Ads 468x60px

Tuesday, February 23, 2016

Egoism


Pada dasarnya, setiap manusia itu egois. We often forget that the world doesn’t revolve around us. Dan gue mungkin salah satu manusia teregois di dunia. Segala sesuatunya harus terjadi in my way. I have to be in charge. I have to make the call. I have to be the leader. You must do exactly as I say. If things don’t go in my way, I would be mad. I would be pissed off. Iiggghh.. *lalu ngaca*


Dan sering banget gue (baca: kita) nggak sadar kalau sudah bersikap keras kepala dan memaksakan kehendak. And I (baca lagi: kita) ended up hurting the one I (baca: lagi-lagi kita) care. Yes, that happened too. Bukan cuma sekali dua kali, tapi sering. Ego mengalahkan segalanya. Kekerasan hati dan gengsi mengalahkan rasa. So sad. So INFP. So gue. *teteup bawa-bawa tipe kepribadian*



Dan lagi-lagi, ini INFP banget: Penyendiri.

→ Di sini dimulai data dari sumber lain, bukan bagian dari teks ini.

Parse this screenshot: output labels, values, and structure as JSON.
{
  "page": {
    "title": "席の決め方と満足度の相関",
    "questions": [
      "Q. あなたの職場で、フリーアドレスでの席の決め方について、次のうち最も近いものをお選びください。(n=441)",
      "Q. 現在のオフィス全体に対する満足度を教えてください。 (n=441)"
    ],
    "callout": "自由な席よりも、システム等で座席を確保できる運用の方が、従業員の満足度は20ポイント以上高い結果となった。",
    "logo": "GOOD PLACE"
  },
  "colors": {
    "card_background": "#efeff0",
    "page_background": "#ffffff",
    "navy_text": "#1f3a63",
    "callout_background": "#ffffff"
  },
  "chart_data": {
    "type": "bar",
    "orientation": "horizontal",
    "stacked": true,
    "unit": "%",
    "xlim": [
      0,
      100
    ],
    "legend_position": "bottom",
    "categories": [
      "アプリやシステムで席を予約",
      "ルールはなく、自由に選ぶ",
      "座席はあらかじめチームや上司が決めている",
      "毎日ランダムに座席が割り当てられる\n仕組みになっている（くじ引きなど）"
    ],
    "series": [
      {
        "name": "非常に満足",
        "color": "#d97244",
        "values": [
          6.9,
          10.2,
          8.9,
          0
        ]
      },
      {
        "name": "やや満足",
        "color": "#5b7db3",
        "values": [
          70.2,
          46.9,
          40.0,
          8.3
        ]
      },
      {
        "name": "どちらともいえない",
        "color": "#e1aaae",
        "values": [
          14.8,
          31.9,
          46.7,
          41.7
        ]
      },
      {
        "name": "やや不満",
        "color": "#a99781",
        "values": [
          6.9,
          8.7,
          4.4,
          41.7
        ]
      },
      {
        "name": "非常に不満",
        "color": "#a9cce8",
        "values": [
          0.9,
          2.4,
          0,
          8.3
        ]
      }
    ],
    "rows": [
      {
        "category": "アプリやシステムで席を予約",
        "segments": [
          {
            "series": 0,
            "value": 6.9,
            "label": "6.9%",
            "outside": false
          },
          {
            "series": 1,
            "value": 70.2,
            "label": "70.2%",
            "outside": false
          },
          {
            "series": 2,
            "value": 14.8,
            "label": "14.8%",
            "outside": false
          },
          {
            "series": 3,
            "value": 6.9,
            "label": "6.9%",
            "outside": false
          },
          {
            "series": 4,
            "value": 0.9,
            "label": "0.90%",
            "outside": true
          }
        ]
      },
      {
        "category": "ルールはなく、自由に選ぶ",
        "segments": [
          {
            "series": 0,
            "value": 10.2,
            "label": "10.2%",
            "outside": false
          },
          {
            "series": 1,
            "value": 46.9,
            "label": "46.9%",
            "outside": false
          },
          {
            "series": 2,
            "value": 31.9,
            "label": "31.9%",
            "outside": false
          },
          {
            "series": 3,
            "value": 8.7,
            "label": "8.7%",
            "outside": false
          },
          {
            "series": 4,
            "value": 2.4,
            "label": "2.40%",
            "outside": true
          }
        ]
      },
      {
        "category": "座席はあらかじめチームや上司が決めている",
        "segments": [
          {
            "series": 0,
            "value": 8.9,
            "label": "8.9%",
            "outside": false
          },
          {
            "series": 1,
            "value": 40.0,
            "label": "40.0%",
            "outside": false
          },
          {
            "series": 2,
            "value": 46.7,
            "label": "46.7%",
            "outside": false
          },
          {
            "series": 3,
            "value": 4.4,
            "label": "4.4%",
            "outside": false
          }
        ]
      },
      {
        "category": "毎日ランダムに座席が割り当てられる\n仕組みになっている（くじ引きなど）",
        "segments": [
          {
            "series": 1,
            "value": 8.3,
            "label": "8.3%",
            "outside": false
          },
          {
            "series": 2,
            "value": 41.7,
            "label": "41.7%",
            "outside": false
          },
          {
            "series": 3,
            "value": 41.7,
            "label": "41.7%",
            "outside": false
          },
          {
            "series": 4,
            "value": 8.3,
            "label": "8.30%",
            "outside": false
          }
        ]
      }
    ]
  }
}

Well, Mind you, being alone and enjoy it for too long, is not the same with being alone and feel lonely all the time.


Gue juga nggak terbiasa berpartner. Egois. Merasa mandiri. Merasa bisa melakukan apa-apa sendiri. Merasa nggak membutuhkan siapapun. Merasa bisa survive tanpa bantuan orang lain. Dan ujung-ujungnya suka merasa nggak nyaman harus berbagi space, time, and things with someone else, atau mungkin pacar. Merasa terganggu. Selain karena pacaran itu gak baik, mungkin ini salah satu sebabnya gue susah menerima kehadiran orang lain dan harus berbagi segalanya (kecuali sudah menikah). Mungkin karena gue terlalu menikmati kesendirian, gue gamang ketika memulai suatu kedekatan. Padahal orang yang lagi pdkt kan cuma pdkt. Cuma kepengin kenal lebih dekat. Tapi gue (yang emang INFP banget) sangat sering merasa nggak nyaman dan awkward kalau terlalu dekat sama orang.  *self keplak* *PLAK*


Banyak orang yang gak bisa mengontrol ego masing-masing lalu merasa superior dan bersikap seenak jidat. Akhirnya, gue sering dibikin malu oleh ego gue sendiri, lalu mengutuk diri sendiri yang bodoh karena begitu saja dihempaskan ego.


Setelah menyadari hal ini, kita (gue juga) memulai satu perjalanan. Introspeksi. Introspeksi diri itu sangat mudah diucapkan. Tapi dalam pelaksanaannya, gengsi mengambil alih, membuat diri merasa gak ada yang salah. :’) See? Lagi-lagi, gengsi. Gak usah jauh-jauh. Berapa banyak di antara kita yang gak termakan keangkuhan hati ketika menghadapi kritik? Yeah, ini pertanyaan retoris. Silakan dijawab dalam hati, dan meringis.


Pernah gak, kalo malem-malam sambil meluk guling memikirkan “kenapa jadi gini sih? Padahal maksudnya tadi bukan begini"
Pernah gak, merasa tertampar ketika menyadari ego menjadi satu faktor terbesar yang menghancurkan satu hubungan baik?
Then next question would be: How to control our ego? Why is it important to feel superior? Or is it just me? *tarakdungces!* *salah backsound*


Semua pertanyaan di atas, sifatnya retoris. Mungkin jawabannya bisa melegakan hati, mungkin juga jawaban yang jujur membuat kita merana sendiri.


Pada akhirnya, cuma mau bilang "dibutuhkan dua usaha, dua hati dan dua tekad untuk menyadari, mencintai itu pekerjaan seumur hidup. Dan itu susah"


“I used to say, i and me. Now it’s us, now it’s we.” Ben- Michael Jackson.


So, don’t ever give up on me, ya. :’) Let’s make it work.